Sunday March 07, 2010 | 12:00 AM

This year’s trout stocking schedule for Luzerne County contains a little bit of wishful thinking.

Of the 17 waterways scheduled to receive preseason and/or in-season stockings of trout, one is a bit tentative – Moon Lake.

The 65-acre lake located on county-owned property in Plymouth Township is still listed on the Pennsylvania Fish and Boat Commission’s stocking list. Five times in fact, even though the county commissioners shut down the park, effective Jan. 28, because they deemed the facility “non-essential” and didn’t want to spend less than three-tenths of 1 percent of their 2010 budget to keep the park open.

Still, the lake is scheduled to get rainbow trout and the first stocking is set for April 7, 10 days before the season opener. But don’t get your hopes up.

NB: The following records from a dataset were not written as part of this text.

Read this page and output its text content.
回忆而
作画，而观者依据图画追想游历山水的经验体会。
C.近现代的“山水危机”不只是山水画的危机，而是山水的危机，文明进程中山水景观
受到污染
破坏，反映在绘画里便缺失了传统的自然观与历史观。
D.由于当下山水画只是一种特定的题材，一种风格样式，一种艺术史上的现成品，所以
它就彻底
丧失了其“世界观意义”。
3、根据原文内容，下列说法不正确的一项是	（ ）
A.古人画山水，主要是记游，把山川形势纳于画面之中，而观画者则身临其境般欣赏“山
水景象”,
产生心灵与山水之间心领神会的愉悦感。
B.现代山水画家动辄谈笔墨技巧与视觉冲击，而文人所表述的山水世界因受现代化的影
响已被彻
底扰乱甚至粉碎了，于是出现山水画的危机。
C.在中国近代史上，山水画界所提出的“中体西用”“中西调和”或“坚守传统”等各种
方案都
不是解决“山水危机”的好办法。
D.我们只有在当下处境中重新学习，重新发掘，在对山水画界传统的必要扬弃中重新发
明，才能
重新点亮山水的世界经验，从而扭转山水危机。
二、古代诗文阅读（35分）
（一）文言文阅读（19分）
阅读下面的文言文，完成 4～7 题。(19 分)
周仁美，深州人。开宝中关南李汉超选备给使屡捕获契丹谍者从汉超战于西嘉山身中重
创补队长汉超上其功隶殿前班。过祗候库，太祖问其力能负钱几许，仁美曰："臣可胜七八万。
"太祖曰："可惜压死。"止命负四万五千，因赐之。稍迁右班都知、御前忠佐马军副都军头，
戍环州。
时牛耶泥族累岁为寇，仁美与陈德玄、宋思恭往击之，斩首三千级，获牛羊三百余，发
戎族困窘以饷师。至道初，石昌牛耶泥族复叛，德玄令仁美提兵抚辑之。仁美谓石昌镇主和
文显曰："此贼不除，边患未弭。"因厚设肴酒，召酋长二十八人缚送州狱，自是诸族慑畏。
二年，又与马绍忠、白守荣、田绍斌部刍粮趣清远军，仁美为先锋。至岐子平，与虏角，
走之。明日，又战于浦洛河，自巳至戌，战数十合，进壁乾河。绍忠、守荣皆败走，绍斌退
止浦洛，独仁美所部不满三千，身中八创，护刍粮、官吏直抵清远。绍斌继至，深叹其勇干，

According to PFBC official Walt Dietz, the agency placed Moon Lake on the stocking schedule just in case the county commissioners had a change of heart and decided to allow people in the park to fish. If the lake wasn’t on the schedule, it would be difficult to add it later on, he said.

“Moon Lake is closed and as far as we know there’s no possibility of it being open for fishing,” Dietz said. “It’s still on the stocking schedule, but we don’t anticipate it happening.”

The trout allotted for Moon Lake, Dietz said, will be redistributed to other waterways if the park doesn’t open.

Each year when I cover the first day of trout season, I always made a trip to Moon Lake Park because I knew the banks of the lake would be lined with children. I enjoyed writing about a child catching his first trout, and there were plenty of them doing that at Moon Lake each year.

Heck, there were plenty of people at the park, period, for each trout season opener.

According to former Luzerne County chief of environment and recreation Andy Gegaris, more than 1,500 vehicles passed through the Moon Lake Park entrance on the opening day of trout season last year. If the park doesn’t open for the April 17 opener of trout season, there’s going to be a lot of people – a lot of families – looking for another place to fish.

“The first day of trout season was probably our biggest day of the year as far as number of visitors,” Gegaris said.

As of now, the trout season opener will look like any other day inside the park – empty.

But just because the county won’t allow anglers inside the park to fish on opening day doesn’t mean the commissioners don’t want some people to use the facility.

The commissioners have made no secret of their attempt to obtain a lease with a drilling company to open the park for natural gas drilling.

And while anglers young and old are, as of now, prohibited from casting lines into the lake, the commissioners are open to the idea of allowing gas companies to suck water out of the lake to be used for their drilling operations.

It’s a slap in the face to everyone who used the park.

That the PFBC still has Moon Lake listed on its stocking schedule shows that the agency is still holding a sliver of hope that the park will be opened for the first day. So am I.

And while it might be wishful thinking, let’s hope that the first truck that drives through the park’s gate is loaded with trout and not a gas drilling rig.